The methodology reminds me of some of the work I’ve been doing with PPI using this emerging source of data: ad hoc classifiers enabled by LLMs to process unstructured text and multimedia data sets. In the ChatGPT paper they used four different classifiers: work/not work, topic, asking/doing, and work activities. Crucially, they didn’t actually look at the users’ conversations, merely the output of the classifiers. This addresses some of the serious privacy concerns one would otherwise have in this sort of situation. This leaves them without the ability to do something like PPI using a random sample that’s annotated by humans. But they could do the next best thing and use some open datasets of prompts to validate that their classifier is roughly doing the right thing. It is rather fragile: what if the public chats differ substantially from real chats (especially as time passes), but it’s certainly the best one can do while respecting privacy. It’ll be interesting if we end up back with survey sampling just to seek consent for the data to perform these classifier correction techniques.
The empirical data were interesting: folks use ChatGPT for a lot less writing than I expected.

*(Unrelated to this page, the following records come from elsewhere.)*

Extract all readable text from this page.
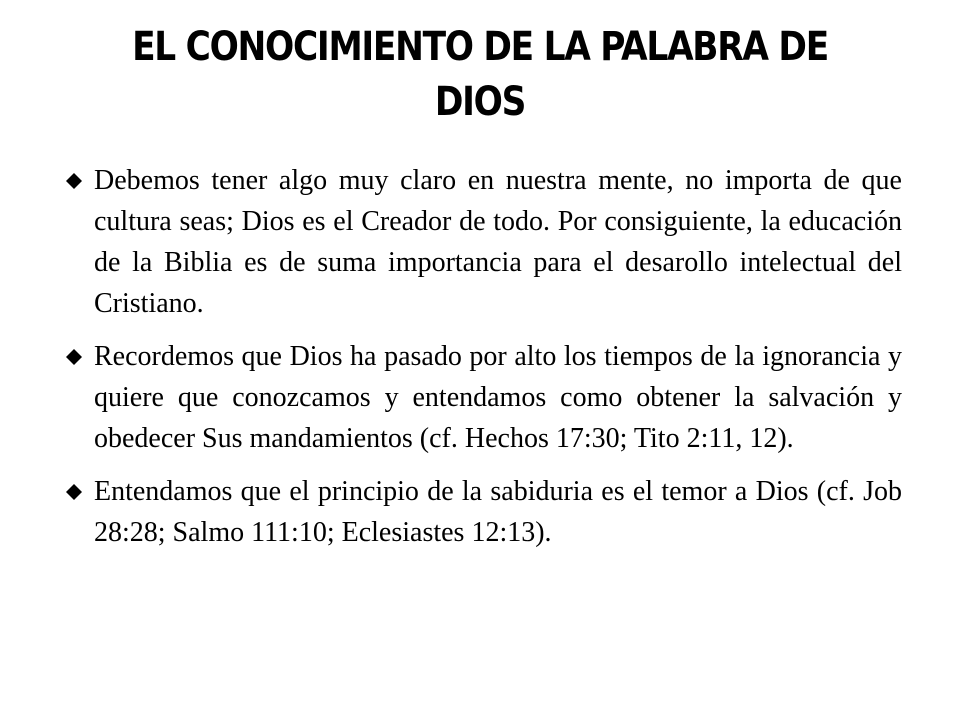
EL CONOCIMIENTO DE LA PALABRA DE DIOS
Debemos tener algo muy claro en nuestra mente, no importa de que cultura seas; Dios es el Creador de todo. Por consiguiente, la educación de la Biblia es de suma importancia para el desarollo intelectual del Cristiano.
Recordemos que Dios ha pasado por alto los tiempos de la ignorancia y quiere que conozcamos y entendamos como obtener la salvación y obedecer Sus mandamientos (cf. Hechos 17:30; Tito 2:11, 12).
Entendamos que el principio de la sabiduria es el temor a Dios (cf. Job 28:28; Salmo 111:10; Eclesiastes 12:13).
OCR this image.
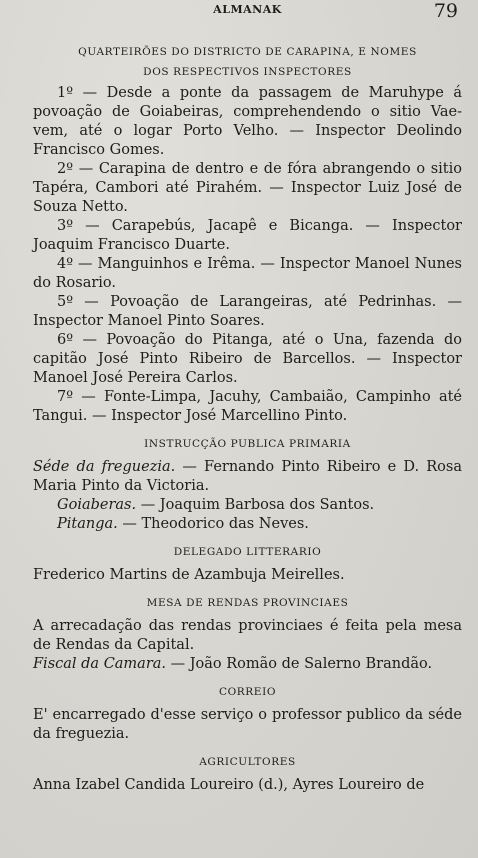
ALMANAK	79
QUARTEIRÕES DO DISTRICTO DE CARAPINA, E NOMES
DOS RESPECTIVOS INSPECTORES

1º — Desde a ponte da passagem de Maruhype á povoação de Goiabeiras, comprehendendo o sitio Vae-vem, até o logar Porto Velho. — Inspector Deolindo Francisco Gomes.

2º — Carapina de dentro e de fóra abrangendo o sitio Tapéra, Cambori até Pirahém. — Inspector Luiz José de Souza Netto.

3º — Carapebús, Jacapê e Bicanga. — Inspector Joaquim Francisco Duarte.

4º — Manguinhos e Irêma. — Inspector Manoel Nunes do Rosario.

5º — Povoação de Larangeiras, até Pedrinhas. — Inspector Manoel Pinto Soares.

6º — Povoação do Pitanga, até o Una, fazenda do capitão José Pinto Ribeiro de Barcellos. — Inspector Manoel José Pereira Carlos.

7º — Fonte-Limpa, Jacuhy, Cambaião, Campinho até Tangui. — Inspector José Marcellino Pinto.

INSTRUCÇÃO PUBLICA PRIMARIA

Séde da freguezia. — Fernando Pinto Ribeiro e D. Rosa Maria Pinto da Victoria.

Goiaberas. — Joaquim Barbosa dos Santos.

Pitanga. — Theodorico das Neves.

DELEGADO LITTERARIO

Frederico Martins de Azambuja Meirelles.

MESA DE RENDAS PROVINCIAES

A arrecadação das rendas provinciaes é feita pela mesa de Rendas da Capital.

Fiscal da Camara. — João Romão de Salerno Brandão.

CORREIO

E' encarregado d'esse serviço o professor publico da séde da freguezia.

AGRICULTORES

Anna Izabel Candida Loureiro (d.), Ayres Loureiro de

But the real gem of the talk was when Hitzig introduced an economic model for performing tasks with access to LLMs. She models three ways to perform a task: do it yourself, have the AI do it, or collaborate with the AI. Performance is modeled as trying to hit a context-dependent target \(a(\omega)\) with \(\omega\) coming from a prior distribution \(F\) with noisy implementations and quadratic loss.
- DIY has cost \(c\), but approaches the right contextual target \(a(\omega)\) with variance \(\sigma_{DIY}\).
- AI is costless, but it’s biased towards the mean of the broader prior distribution over contexts \(\bar{a} = \argmin E_{\omega}[L(a(\omega), a(\omega))]\). And of course it has its own variance \(\sigma_{AI}\).
- The assistant option incurs costs \(c\) and also an additional collaboration cost \(\eta x\) with intensity \(x\) controlling how strongly the collaboration reduces the combined variance.
Unfortunately, I can’t find this work published anywhere, but the key finding was that you essentially should stop doing tasks yourself whenever the model has passed a certain threshold of performance (which actually happens before the AI is better than you, since you get some benefit from not having to pay \(c\)). Then the choice of whether to use the AI or use it as an assistant becomes a function of both how good the AI is and how far away the average answer \(\bar{a}\) is from the right contextual answer \(a(\omega)\). The more you need context, the more often you’ll need to use AI as an assistant as opposed to delegate completely.
This matches my intuition on tasks, although I suspect we’re still well in the realm where DIY makes sense. Though I could see a time when it would be negligent not to at least have the AI assist you in tasks. One element missing from the model is the impact of learning: one could introduce such a term where after repeated exposure to the task your variance decreases. Then it becomes a tradeoff between higher performance now using the AI as opposed to higher performance later given your improved skill. And of course, it depends on whether the task requires sufficient contextual knowledge that your improved skill actually becomes useful.